Main Results (Multi-layer LSA Accuracy, Varying State Space Size)

| Model Depth | \(|\mathcal{S}|=2\) | \(|\mathcal{S}|=3\) | \(|\mathcal{S}|=4\) | |---|---|---|---| | 1-layer LSA | ~0.50 (random) | ~0.55 | ~0.30 | | 2-layer LSA | ~0.85 | ~0.80 | ~0.60 | | 3-layer LSA | ~0.95 | 0.98 | ~0.85 |

Single-layer LSA performs near random chance for all state space sizes, corroborating the theoretical prediction of NP-hardness; adding layers leads to substantial accuracy improvements.

Ablation Study (Verification of Multi-Objective Optimization Behavior)

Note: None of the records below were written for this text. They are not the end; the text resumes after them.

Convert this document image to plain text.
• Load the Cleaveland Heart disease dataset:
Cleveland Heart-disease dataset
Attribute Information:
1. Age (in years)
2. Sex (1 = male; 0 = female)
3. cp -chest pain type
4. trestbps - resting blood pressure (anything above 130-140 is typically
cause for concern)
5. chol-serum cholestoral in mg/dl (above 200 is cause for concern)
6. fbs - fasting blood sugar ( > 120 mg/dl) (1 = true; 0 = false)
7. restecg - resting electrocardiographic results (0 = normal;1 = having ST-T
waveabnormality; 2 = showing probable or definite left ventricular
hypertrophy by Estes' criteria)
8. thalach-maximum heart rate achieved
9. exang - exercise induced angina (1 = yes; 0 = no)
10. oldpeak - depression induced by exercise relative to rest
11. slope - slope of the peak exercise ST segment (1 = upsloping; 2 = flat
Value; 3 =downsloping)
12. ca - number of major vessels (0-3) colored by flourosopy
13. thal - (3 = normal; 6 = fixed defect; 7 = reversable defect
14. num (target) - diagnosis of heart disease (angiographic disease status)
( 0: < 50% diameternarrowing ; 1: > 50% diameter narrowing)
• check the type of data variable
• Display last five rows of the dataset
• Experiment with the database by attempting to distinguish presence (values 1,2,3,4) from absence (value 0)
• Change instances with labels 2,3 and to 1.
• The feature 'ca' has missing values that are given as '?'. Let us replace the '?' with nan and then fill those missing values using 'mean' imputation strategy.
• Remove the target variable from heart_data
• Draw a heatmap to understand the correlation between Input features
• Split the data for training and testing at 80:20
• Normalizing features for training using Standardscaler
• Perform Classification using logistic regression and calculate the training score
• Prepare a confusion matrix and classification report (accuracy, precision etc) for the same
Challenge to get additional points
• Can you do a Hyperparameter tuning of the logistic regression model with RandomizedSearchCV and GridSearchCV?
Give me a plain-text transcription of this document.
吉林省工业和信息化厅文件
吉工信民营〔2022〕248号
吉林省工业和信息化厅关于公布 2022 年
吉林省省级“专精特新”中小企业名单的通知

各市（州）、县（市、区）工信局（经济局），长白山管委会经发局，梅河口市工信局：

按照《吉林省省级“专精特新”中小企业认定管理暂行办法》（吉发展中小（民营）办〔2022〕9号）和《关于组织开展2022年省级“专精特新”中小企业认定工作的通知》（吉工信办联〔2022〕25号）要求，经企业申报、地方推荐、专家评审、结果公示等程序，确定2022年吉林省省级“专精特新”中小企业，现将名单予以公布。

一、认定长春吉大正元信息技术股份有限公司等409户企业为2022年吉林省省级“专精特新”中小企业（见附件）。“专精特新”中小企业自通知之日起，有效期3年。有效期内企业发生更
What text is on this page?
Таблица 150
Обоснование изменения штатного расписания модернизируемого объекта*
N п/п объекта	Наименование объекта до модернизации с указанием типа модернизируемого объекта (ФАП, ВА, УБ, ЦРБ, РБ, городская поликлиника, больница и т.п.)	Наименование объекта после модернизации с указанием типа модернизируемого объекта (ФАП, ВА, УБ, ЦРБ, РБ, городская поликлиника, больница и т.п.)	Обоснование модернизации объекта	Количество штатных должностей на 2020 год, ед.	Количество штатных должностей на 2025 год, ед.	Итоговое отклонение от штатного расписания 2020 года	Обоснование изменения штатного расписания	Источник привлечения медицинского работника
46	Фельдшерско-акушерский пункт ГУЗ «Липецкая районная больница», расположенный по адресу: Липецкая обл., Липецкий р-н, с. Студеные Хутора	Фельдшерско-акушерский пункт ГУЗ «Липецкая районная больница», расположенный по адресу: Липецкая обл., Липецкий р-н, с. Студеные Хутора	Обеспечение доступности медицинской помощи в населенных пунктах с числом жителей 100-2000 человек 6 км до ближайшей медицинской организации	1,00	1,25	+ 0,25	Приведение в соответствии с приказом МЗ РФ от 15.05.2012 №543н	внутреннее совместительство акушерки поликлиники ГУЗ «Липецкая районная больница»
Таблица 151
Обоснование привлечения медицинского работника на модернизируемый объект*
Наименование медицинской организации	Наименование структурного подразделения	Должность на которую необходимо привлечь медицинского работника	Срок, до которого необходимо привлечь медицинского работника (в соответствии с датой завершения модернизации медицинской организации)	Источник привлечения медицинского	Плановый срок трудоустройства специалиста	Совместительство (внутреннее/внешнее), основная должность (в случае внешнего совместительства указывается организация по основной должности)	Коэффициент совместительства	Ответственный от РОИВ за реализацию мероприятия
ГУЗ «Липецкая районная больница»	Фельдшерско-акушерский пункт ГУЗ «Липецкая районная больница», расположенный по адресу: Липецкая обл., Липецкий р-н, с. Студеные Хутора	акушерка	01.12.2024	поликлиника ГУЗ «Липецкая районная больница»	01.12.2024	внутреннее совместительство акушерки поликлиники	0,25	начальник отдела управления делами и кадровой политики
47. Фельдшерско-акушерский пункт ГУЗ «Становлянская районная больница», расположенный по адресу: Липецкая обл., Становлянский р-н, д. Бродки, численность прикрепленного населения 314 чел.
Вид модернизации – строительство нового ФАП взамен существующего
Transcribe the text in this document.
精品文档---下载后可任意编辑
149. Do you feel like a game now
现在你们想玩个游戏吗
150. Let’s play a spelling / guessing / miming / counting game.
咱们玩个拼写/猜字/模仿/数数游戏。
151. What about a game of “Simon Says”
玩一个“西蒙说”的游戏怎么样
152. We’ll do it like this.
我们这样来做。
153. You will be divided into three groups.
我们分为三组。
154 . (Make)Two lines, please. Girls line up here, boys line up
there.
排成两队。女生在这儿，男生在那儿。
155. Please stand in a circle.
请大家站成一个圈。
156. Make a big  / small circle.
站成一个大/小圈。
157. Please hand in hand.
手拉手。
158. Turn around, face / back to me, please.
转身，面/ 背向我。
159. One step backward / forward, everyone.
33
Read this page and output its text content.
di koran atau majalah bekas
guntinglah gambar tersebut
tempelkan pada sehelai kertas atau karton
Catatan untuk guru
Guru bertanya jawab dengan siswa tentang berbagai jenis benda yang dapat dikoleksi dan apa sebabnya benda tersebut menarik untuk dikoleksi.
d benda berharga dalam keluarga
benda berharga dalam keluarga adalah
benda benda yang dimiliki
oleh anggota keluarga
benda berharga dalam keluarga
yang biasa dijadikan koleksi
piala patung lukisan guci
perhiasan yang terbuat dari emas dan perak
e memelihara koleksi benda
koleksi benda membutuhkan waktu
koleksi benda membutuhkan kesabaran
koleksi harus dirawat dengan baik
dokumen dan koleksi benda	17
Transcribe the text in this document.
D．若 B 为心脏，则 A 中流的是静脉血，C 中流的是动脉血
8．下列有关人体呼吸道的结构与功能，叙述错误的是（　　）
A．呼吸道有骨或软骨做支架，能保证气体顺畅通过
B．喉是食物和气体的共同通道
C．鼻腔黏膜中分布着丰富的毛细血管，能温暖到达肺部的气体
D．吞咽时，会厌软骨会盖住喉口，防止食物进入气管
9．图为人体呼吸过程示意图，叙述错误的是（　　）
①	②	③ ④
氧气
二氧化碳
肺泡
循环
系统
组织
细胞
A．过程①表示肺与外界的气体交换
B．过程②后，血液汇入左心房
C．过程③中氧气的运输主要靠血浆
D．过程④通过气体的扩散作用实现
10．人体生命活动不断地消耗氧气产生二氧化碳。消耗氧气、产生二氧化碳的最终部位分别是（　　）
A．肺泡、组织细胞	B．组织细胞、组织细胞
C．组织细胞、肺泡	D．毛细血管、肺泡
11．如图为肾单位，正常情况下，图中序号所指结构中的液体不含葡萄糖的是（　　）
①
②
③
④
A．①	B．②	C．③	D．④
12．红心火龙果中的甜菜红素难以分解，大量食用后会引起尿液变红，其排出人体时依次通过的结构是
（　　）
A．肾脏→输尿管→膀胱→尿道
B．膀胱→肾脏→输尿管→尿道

Layer Range Generational Distance (GD) R1 Value R2 Value Notes
Early layers Decreasing Improving Improving Effectively approaching the Pareto front in early stages
Middle layers Minimal Optimal Optimal Multi-objective optimization most effective
Deep layers Increasing Degrading Degrading Degradation due to constrained parameter space

A 10-layer LSA trained on Markovian data performs multi-objective optimization during its forward pass, validating Theorem 4.1.

Key Findings

  • Single-layer LSA cannot effectively learn Markovian dynamical functions; even when the optimal solution is known, it may not be realizable (NP-hard gap).
  • Increasing depth substantially improves performance, consistent with the multi-objective optimization interpretation.
  • Markovian inputs induce a dense optimal solution structure, contrasting with the sparse structure induced by i.i.d. inputs.

Highlights & Insights

  • Deep theoretical contribution: The NP-hardness proof reveals a fundamental expressive limitation of Transformers on structured inputs, representing a significant advance in the theory of ICL.
  • Novel multi-objective optimization perspective: Interpreting the multi-layer Transformer forward pass as simultaneously optimizing multiple objectives (beyond squared loss alone) provides a theoretical understanding of the necessity of depth.
  • Clear i.i.d. vs. Markovian contrast: The paper precisely characterizes how input structure shapes the mathematical form of the optimal solution.

Limitations & Future Work

  • Only linear self-attention is analyzed; practical components such as softmax attention, MLPs, and positional encodings are not considered.
  • The analysis is restricted to first-order binary Markov chains; higher-order chains and large state spaces are not covered.
  • A substantial gap remains between the theoretical results and practical Transformer training.
  • Empirical validation on real NLP or time-series tasks is absent.
  • vs. Ahn et al. (2023): They show that single-layer LSA admits an analytic solution with a sparse structure under i.i.d. linear regression; this paper reveals a dense structure and NP-hard difficulty under Markovian inputs.
  • vs. Rajaraman et al. (2024): They study token-level attention on a single sequence; this paper studies sequence-level attention across multiple sequences.
  • vs. Nichani et al. (2024): They prove that a two-layer Transformer can recover single-parent Markov chain transition probabilities via layer-wise training; this paper focuses on optimization hardness.

Rating

  • Novelty: ⭐⭐⭐⭐⭐ Both the NP-hardness proof and the multi-objective optimization interpretation are proposed for the first time.
  • Experimental Thoroughness: ⭐⭐⭐ Experiments primarily serve to validate theory; scale and diversity are limited.
  • Writing Quality: ⭐⭐⭐⭐ Mathematical derivations are rigorous, though notation is heavy.
  • Value: ⭐⭐⭐⭐ Provides an important theoretical perspective for understanding ICL mechanisms and Transformer expressive power.